Teller Talks

Case Study from Community Partnership Family Resource Center

The Community Partnership Family Resource Center (Community Partnership) created the Teller Talks in 2015 in order to provide a platform to discuss and present topics of interest to members of their community. While providing programming to families, Community Partnership regularly sends out standards of quality surveys to gauge what participants like of their current programming and what support they need from the organization. Prior to Teller Talks, the lowest rating on their survey (which was still above 80%) was related to having opportunities to meet and get to know other families, and especially families that are different from their own. 

Paper chain of cut-out people holding hands in a circle.

They needed to figure out how to increase and create opportunities for their clients to get together with other community members. In addition, families often had specific subjects that they wanted to learn more about in addition to the available parent education opportunities. The Teller Talks program was developed with these needs in mind, to serve as another forum to provide education on various subjects for families while also getting community members together.

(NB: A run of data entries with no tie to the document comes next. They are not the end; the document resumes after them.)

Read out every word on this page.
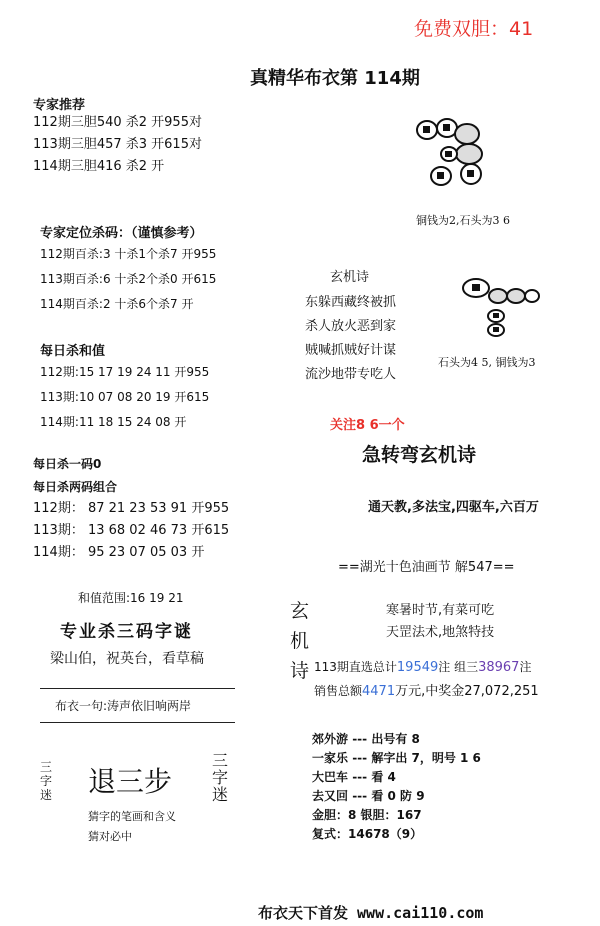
免费双胆：41
真精华布衣第 114期
专家推荐
112期三胆540 杀2 开955对
113期三胆457 杀3 开615对
114期三胆416 杀2 开
专家定位杀码：（谨慎参考）
112期百杀:3 十杀1个杀7 开955
113期百杀:6 十杀2个杀0 开615
114期百杀:2 十杀6个杀7 开
每日杀和值
112期:15 17 19 24 11 开955
113期:10 07 08 20 19 开615
114期:11 18 15 24 08 开
每日杀一码0
每日杀两码组合
112期： 87 21 23 53 91 开955
113期： 13 68 02 46 73 开615
114期： 95 23 07 05 03 开
和值范围:16 19 21
专业杀三码字谜
梁山伯，祝英台，看草稿
布衣一句:涛声依旧响两岸
三字迷 退三步
三字迷
猜字的笔画和含义
猜对必中
铜钱为2,石头为3 6
玄机诗
东躲西藏终被抓
杀人放火恶到家
贼喊抓贼好计谋
流沙地带专吃人
石头为4 5, 铜钱为3
关注8 6一个
急转弯玄机诗
通天教,多法宝,四驱车,六百万
==湖光十色油画节 解547==
玄
机
诗
寒暑时节,有菜可吃
天罡法术,地煞特技
113期直选总计19549注 组三38967注
销售总额4471万元,中奖金27,072,251
郊外游 --- 出号有 8
一家乐 --- 解字出 7，明号 1 6
大巴车 --- 看 4
去又回 --- 看 0 防 9
金胆：8 银胆：167
复式：14678（9）
布衣天下首发 www.cai110.com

Teller Talk topics are based on the needs and interests of Teller County residents, and have included issues such as child safety, parent self-care, and energy efficiency. They began with Community Partnership staff acting as hosts of small talks to engage community members and begin to develop a structure. After a while, they started inviting guest speakers, and the program has continued to grow from there. Today, Community Partnership provides 10-12 Teller Talks per year, on a monthly basis. The presentation format of the talk varies, along with the audience, attendance, and the topic at hand. They try to build in a parent cafe-style discussion for each event, and generally have between 12-100 attendees. Community Partnership usually collaborates with another organization for each event.

Since the beginning of the project, Community Partnership’s main investment has been staff time. Each talk requires them to find a venue, work with a partner, and determine the content of the talk, including what questions to ask families during the discussion. They try to predict how families will respond and how that might change the direction of the conversation. Community Partnership divides this work among various program coordinator staff, and they have an administrative assistant who is responsible for general scheduling and data tracking. They also regularly invest in program materials, food for attendees, and child care for attendees (sometimes the partner organization can provide these).

When Community Partnership first began hosting the talks, different staff would manage various pieces and would alternate roles. They realized that a lack of a set structure and clear expectations was an issue, as the events were inconsistent in format and coordination. To address this, they worked to develop procedures internally for planning and coordinating each talk. The procedures included planning guidelines for the program coordinator and a debrief following the event to discuss what worked and what didn’t work, leading to process improvement over time.

The project has grown steadily, and is becoming well-known in their community. Community Partnership credits this growth to continual promotion of the events, quality programming, and partnerships. These partnerships bring in resources as well as additional attendees, and have been key to the success of the program. Some partners are grant-funded and have outreach requirements, and collaboration with Community Partnership provides them with the opportunity to conduct that outreach in an engaging way. In turn, they often have the funding to provide other materials (print materials, films for screenings, etc.) that Community Partnership does not have a budget for. In addition, participation from the local family resource center makes many community members feel more comfortable attending; they have found that family resource centers act as natural “hotspots”. This collaborative format helps to coordinate the messages that organizations send out to families. Rather than many different organizations trying to host individual gatherings, which often don’t have high participation or attendance, partnering for these talks unifies their efforts, leading to clearer messaging and higher engagement.

Attendees report enjoying the opportunity to get together and discuss things that are challenging them at the time through the Teller Talks. While Community Partnership doesn’t have a specific measurement for social connection, participants say that they value the opportunity to attend, sometimes learning about a new resource or new skill, and sometimes just for the reminder that they are not alone.

Partners are seeing the value as well, as it helps them to connect with their communities and, for some, meet requirements for grant funding.

Advice on Replication

Community Partnership believes that this could be replicable, and they would recommend preparing to launch a similar project by developing a structure for the program, getting procedures in place, and having a plan for marketing. Other key tasks include ensuring that partner expectations are clear, and looking into an event space ahead of time, especially if located in a rural area. In general, Community Partnership advises that a lot of effort and resources go into this program with limited support. They would like to be able to measure outcomes and better demonstrate their success, but they don’t currently have the resources to do so, which is a continual challenge.